The maintenance of the code-to-text databases is critical for localization. When a new condition is added to an application, such as one that requires a specific text or graphic output, new code must be added. Developers must convert this new code into a readable format -- a process called decoding -- for each specific combination of linguistic and cultural rules that apply to a dialog. This enables language and cultural experts to easily review the localization rules, which should happen every time a change in the code occurs.
Set up these types of reviews on a regular schedule, as cultural norms can change quickly. Over time, certain phrases and even emojis can suddenly become outdated -- or, worse, offensive.
Manage localization code and data carefully
When a user-facing message consists of words and variables, such as "There are [number] items in stock," carefully manage how the string is created. Some languages permit developers to chain text to particular sets of data and code. However, the results may be difficult to localize, and this practice can encourage the use of text literals. For instance, in the example above, the text and number should be represented by a combination that differentiates between the text code and the number and localizes each element.
Next, replace raw inputs with choices within a drop-down interface based on the code-to-meaning concept noted above. That reduces the challenge of validating inputs for multiple languages. It also simplifies the structure of the GUI, since the drop-down method should automatically set the screen size of the input and output items. This resolves the problem that arises when the length of words and sentences varies between the supported languages.

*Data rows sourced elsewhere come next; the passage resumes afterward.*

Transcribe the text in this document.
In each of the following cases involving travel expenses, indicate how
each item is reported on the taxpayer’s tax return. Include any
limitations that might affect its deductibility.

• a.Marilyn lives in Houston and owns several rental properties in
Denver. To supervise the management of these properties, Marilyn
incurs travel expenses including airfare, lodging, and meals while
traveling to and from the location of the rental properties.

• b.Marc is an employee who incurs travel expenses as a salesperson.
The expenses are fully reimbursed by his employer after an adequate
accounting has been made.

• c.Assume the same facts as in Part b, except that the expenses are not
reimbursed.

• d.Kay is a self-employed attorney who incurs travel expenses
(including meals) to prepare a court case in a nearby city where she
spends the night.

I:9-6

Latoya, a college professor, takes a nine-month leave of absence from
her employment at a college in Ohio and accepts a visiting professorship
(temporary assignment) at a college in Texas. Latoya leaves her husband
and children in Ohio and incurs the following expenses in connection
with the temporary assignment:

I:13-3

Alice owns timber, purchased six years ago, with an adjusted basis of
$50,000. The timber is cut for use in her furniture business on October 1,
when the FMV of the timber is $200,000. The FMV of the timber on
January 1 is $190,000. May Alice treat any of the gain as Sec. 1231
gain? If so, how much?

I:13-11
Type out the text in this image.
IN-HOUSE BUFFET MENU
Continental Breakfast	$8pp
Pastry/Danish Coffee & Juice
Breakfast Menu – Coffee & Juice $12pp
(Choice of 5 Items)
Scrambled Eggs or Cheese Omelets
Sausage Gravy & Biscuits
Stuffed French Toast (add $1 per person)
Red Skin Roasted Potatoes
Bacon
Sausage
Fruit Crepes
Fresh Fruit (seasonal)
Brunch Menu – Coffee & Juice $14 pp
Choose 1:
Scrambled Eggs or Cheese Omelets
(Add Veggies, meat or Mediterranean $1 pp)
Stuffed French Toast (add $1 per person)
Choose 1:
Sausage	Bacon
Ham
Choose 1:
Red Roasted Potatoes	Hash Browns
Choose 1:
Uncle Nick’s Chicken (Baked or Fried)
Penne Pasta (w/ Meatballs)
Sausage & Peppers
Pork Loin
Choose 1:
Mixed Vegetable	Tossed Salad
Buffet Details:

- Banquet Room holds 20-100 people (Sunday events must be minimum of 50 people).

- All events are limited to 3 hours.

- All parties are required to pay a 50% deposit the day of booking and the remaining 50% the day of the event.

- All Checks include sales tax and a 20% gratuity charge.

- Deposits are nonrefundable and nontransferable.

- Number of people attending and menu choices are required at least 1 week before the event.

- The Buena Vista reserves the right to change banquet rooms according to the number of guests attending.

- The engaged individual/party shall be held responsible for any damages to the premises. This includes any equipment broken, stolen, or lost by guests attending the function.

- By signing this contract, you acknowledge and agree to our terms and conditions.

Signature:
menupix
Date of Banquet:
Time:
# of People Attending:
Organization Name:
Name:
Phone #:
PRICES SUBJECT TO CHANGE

That raises another challenge: editing input information. Basic field editing has to be pushed toward the UI as well, often combined with the process of displaying information. One particular challenge is editing dates and currency values because the formatting will vary depending on local practices. In some cases, it may be useful to use a generalized component of logic to display and edit dates, times, and currency, driven by a set of policies that are associated with the language/culture code and associated with the specific user dialog.
Thoroughly test localized apps
All of the aforementioned localization techniques facilitate copious testing. Luckily, concentrating localization procedures at the front end, using code-to-result databases, and removing localization from deeply embedded components significantly condenses and consolidates the scope of changes you need to test.
These techniques make it possible to test localization through automated test generation, so long as the tests generated introduce all possible dialog codes, including linguistic and cultural specifics, as inputs.